To enter, the middle school students had to develop a solution to a real-world problem in their local community. Their solution? Invent a mobile device that could help clean toxic algal blooms at Lacamas Lake.

Soon, the Camas teens realized their invention might have much farther-reaching appeal.

“We thought a really local problem would be this algae problem,” Lavagnino said, “but we started to figure out it’s literally everywhere.”

Coming up with a solution to the toxic algal blooms was never going to be an easy proposal, but the COVID-19 pandemic put an extra kink into the two young inventors’ plans.

“It took us about a year … and it was mostly remote at the beginning,” Kelsang said.

The students wanted to invent a mobile algae filtration system that could help clean Lacamas Lake. They experimented with filters and pumps — using sawdust and water solutions to test the filtration capabilities of cheesecloth material and figuring out which types of pumps would be just the right weight to float along the lake.

Toward the end of the project, the students were able to meet in-person to test their prototypes at the lake, and to test other components of the mobile algae filtration system they called an “Algaegator.”

“We tried first with amphibious vehicles but they couldn’t push it,” Lavagnino said. “So then we connected it to a tow rope with a kayak and that worked pretty well.”

The Algaegator filters the algae when it is still at levels considered safe for humans to swim and recreate in the lake, the students explained.

In their virtual presentations for the eCYBERMISSION competition, the students said their prototype could be scaled up to help clean algal blooms in larger lakes.

The Camas students presented their work to the competition judges in April. In early May, they discovered they’d been named the regional finalists for the West Region, beating out competitors from 10 other states in the Western U.S., and winning a $5,000 grant to improve their prototype.

“The grant will help us make it sturdier, so if it gets hit by a boat or a branch it won’t break down or crumble,” Kelsang said.

The students will now advance to the national eCYBERMISSION competition, which takes place virtually June 21-25.

“The eCYBERMISSION competition is an amazing showcase of the creativity and passion of so many extraordinary students from across the country,” said Elizabeth Allan, president of the National Science Teaching Association.

Christina Weber, with the U.S. Army Educational Outreach Program, called the young competitors — all in grades six through nine — “the next generation of thought leaders in science and technology.”
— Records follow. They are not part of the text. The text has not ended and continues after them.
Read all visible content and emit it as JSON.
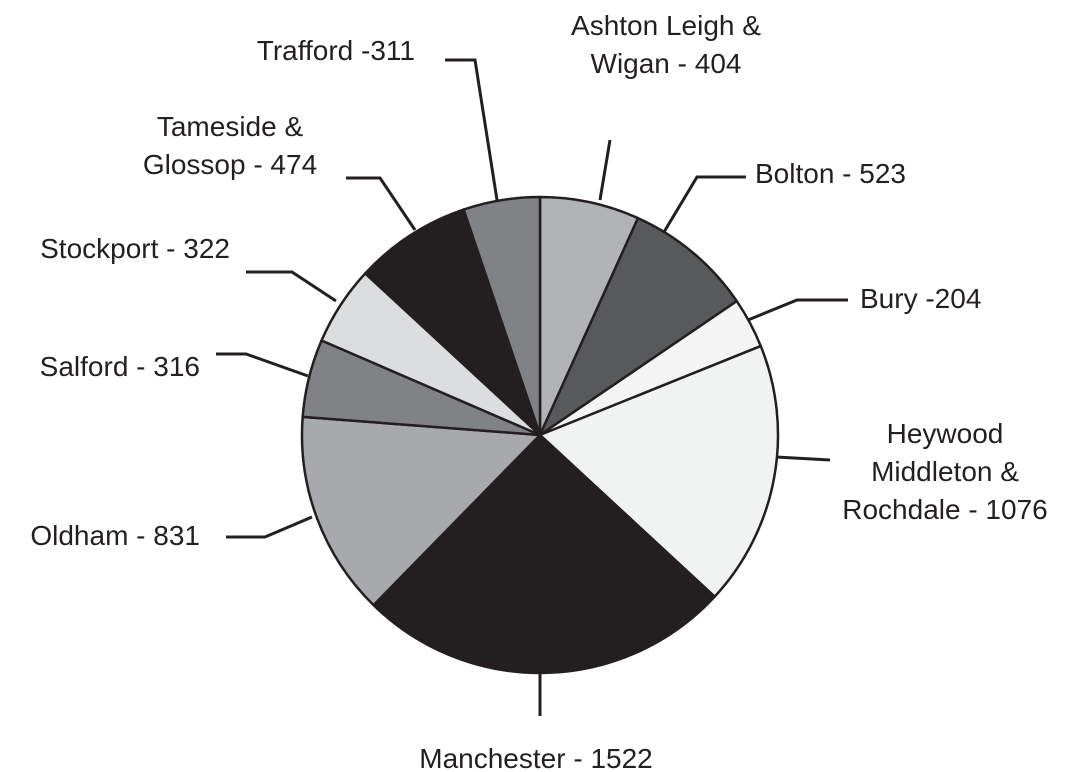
{
  "chart_data": {
    "type": "pie",
    "start_angle_deg": 0,
    "direction": "clockwise",
    "slices": [
      {
        "label": [
          "Ashton Leigh &",
          "Wigan - 404"
        ],
        "value": 404,
        "color": "#b1b3b6"
      },
      {
        "label": [
          "Bolton - 523"
        ],
        "value": 523,
        "color": "#58595b"
      },
      {
        "label": [
          "Bury -204"
        ],
        "value": 204,
        "color": "#f4f4f4"
      },
      {
        "label": [
          "Heywood",
          "Middleton &",
          "Rochdale - 1076"
        ],
        "value": 1076,
        "color": "#f1f2f2"
      },
      {
        "label": [
          "Manchester - 1522"
        ],
        "value": 1522,
        "color": "#231f20"
      },
      {
        "label": [
          "Oldham - 831"
        ],
        "value": 831,
        "color": "#a7a9ac"
      },
      {
        "label": [
          "Salford - 316"
        ],
        "value": 316,
        "color": "#808285"
      },
      {
        "label": [
          "Stockport - 322"
        ],
        "value": 322,
        "color": "#dcddde"
      },
      {
        "label": [
          "Tameside &",
          "Glossop - 474"
        ],
        "value": 474,
        "color": "#231f20"
      },
      {
        "label": [
          "Trafford -311"
        ],
        "value": 311,
        "color": "#808285"
      }
    ]
  }
}
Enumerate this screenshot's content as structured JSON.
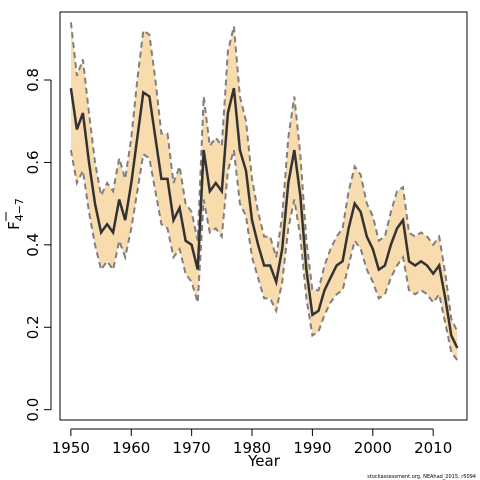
{
  "chart_data": {
    "type": "line",
    "xlabel": "Year",
    "ylabel_main": "F",
    "ylabel_sub": "4−7",
    "xlim": [
      1948.2,
      2015.6
    ],
    "ylim": [
      -0.025,
      0.965
    ],
    "x_ticks": [
      1950,
      1960,
      1970,
      1980,
      1990,
      2000,
      2010
    ],
    "x_tick_labels": [
      "1950",
      "1960",
      "1970",
      "1980",
      "1990",
      "2000",
      "2010"
    ],
    "y_ticks": [
      0.0,
      0.2,
      0.4,
      0.6,
      0.8
    ],
    "y_tick_labels": [
      "0.0",
      "0.2",
      "0.4",
      "0.6",
      "0.8"
    ],
    "grid": false,
    "colors": {
      "band": "#f9dcae",
      "bound_line": "#7f7f7f",
      "mid_line": "#333333",
      "axes": "#000000"
    },
    "series": [
      {
        "years": [
          1950,
          1951,
          1952,
          1953,
          1954,
          1955,
          1956,
          1957,
          1958,
          1959,
          1960,
          1961,
          1962,
          1963,
          1964,
          1965,
          1966,
          1967,
          1968,
          1969,
          1970,
          1971,
          1972,
          1973,
          1974,
          1975,
          1976,
          1977,
          1978,
          1979,
          1980,
          1981,
          1982,
          1983,
          1984,
          1985,
          1986,
          1987,
          1988,
          1989,
          1990,
          1991,
          1992,
          1993,
          1994,
          1995,
          1996,
          1997,
          1998,
          1999,
          2000,
          2001,
          2002,
          2003,
          2004,
          2005,
          2006,
          2007,
          2008,
          2009,
          2010,
          2011,
          2012,
          2013,
          2014
        ],
        "estimate": [
          0.78,
          0.68,
          0.72,
          0.6,
          0.5,
          0.43,
          0.45,
          0.43,
          0.51,
          0.46,
          0.55,
          0.66,
          0.77,
          0.76,
          0.66,
          0.56,
          0.56,
          0.46,
          0.49,
          0.41,
          0.4,
          0.34,
          0.63,
          0.53,
          0.55,
          0.53,
          0.72,
          0.78,
          0.63,
          0.58,
          0.46,
          0.4,
          0.35,
          0.35,
          0.31,
          0.39,
          0.55,
          0.63,
          0.52,
          0.34,
          0.23,
          0.24,
          0.29,
          0.32,
          0.35,
          0.36,
          0.44,
          0.5,
          0.48,
          0.42,
          0.39,
          0.34,
          0.35,
          0.4,
          0.44,
          0.46,
          0.36,
          0.35,
          0.36,
          0.35,
          0.33,
          0.35,
          0.27,
          0.18,
          0.15
        ],
        "upper": [
          0.94,
          0.81,
          0.85,
          0.72,
          0.6,
          0.52,
          0.55,
          0.53,
          0.61,
          0.56,
          0.66,
          0.8,
          0.92,
          0.91,
          0.8,
          0.67,
          0.67,
          0.55,
          0.59,
          0.5,
          0.48,
          0.41,
          0.76,
          0.64,
          0.66,
          0.64,
          0.87,
          0.93,
          0.76,
          0.7,
          0.56,
          0.48,
          0.42,
          0.42,
          0.37,
          0.47,
          0.66,
          0.76,
          0.62,
          0.41,
          0.29,
          0.29,
          0.35,
          0.39,
          0.42,
          0.44,
          0.53,
          0.59,
          0.57,
          0.5,
          0.47,
          0.41,
          0.42,
          0.48,
          0.53,
          0.54,
          0.43,
          0.42,
          0.43,
          0.42,
          0.4,
          0.42,
          0.33,
          0.22,
          0.19
        ],
        "lower": [
          0.63,
          0.55,
          0.58,
          0.48,
          0.4,
          0.34,
          0.36,
          0.34,
          0.41,
          0.37,
          0.44,
          0.53,
          0.62,
          0.61,
          0.53,
          0.45,
          0.44,
          0.37,
          0.39,
          0.33,
          0.31,
          0.26,
          0.51,
          0.43,
          0.44,
          0.42,
          0.58,
          0.63,
          0.5,
          0.47,
          0.37,
          0.32,
          0.27,
          0.27,
          0.24,
          0.31,
          0.44,
          0.51,
          0.42,
          0.27,
          0.18,
          0.19,
          0.23,
          0.26,
          0.28,
          0.29,
          0.35,
          0.41,
          0.39,
          0.34,
          0.31,
          0.27,
          0.28,
          0.32,
          0.35,
          0.37,
          0.29,
          0.28,
          0.29,
          0.28,
          0.26,
          0.28,
          0.21,
          0.14,
          0.12
        ]
      }
    ]
  },
  "footnote": "stockassessment.org, NEAhad_2015, r5094"
}
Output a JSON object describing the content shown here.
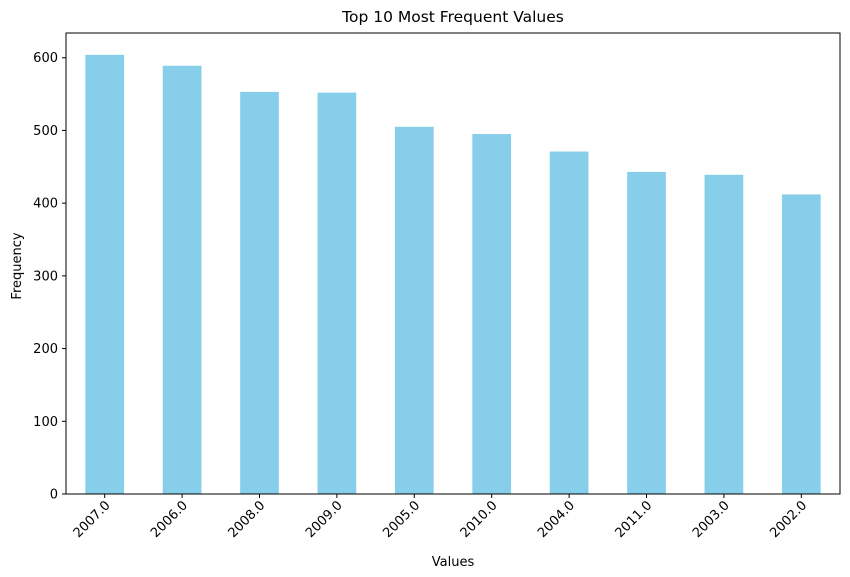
{
  "chart_data": {
    "type": "bar",
    "title": "Top 10 Most Frequent Values",
    "xlabel": "Values",
    "ylabel": "Frequency",
    "categories": [
      "2007.0",
      "2006.0",
      "2008.0",
      "2009.0",
      "2005.0",
      "2010.0",
      "2004.0",
      "2011.0",
      "2003.0",
      "2002.0"
    ],
    "values": [
      604,
      589,
      553,
      552,
      505,
      495,
      471,
      443,
      439,
      412
    ],
    "yticks": [
      0,
      100,
      200,
      300,
      400,
      500,
      600
    ],
    "ylim": [
      0,
      634
    ],
    "grid": false,
    "bar_color": "#87ceeb"
  }
}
“It’s always exciting to see so many talented students participate in our competitions, summer enrichment activities, and apprenticeship programs, and to watch them develop as they progress from one program to the next,” Weber said.

As one of just 20 national finalist teams chosen to compete in the next round of the STEM competition, the Camas “Algaegators” each received $2,000 in savings bonds separate from the $5,000 STEM-in-Action grant. The students will have a chance to earn more money in the national competition in June.

Regardless of the outcome of the national competition, Kelsang and Lavignino plan to share their hard work with the rest of the world.

“We want to make this an open-source design so anyone can use it,” Kelsang said.

Kelsang and Lavagnino said they might be interested in working with the four-person teams the competition normally requires during non-COVID years.

“It would be interesting to do this again with more people,” Lavagnino said.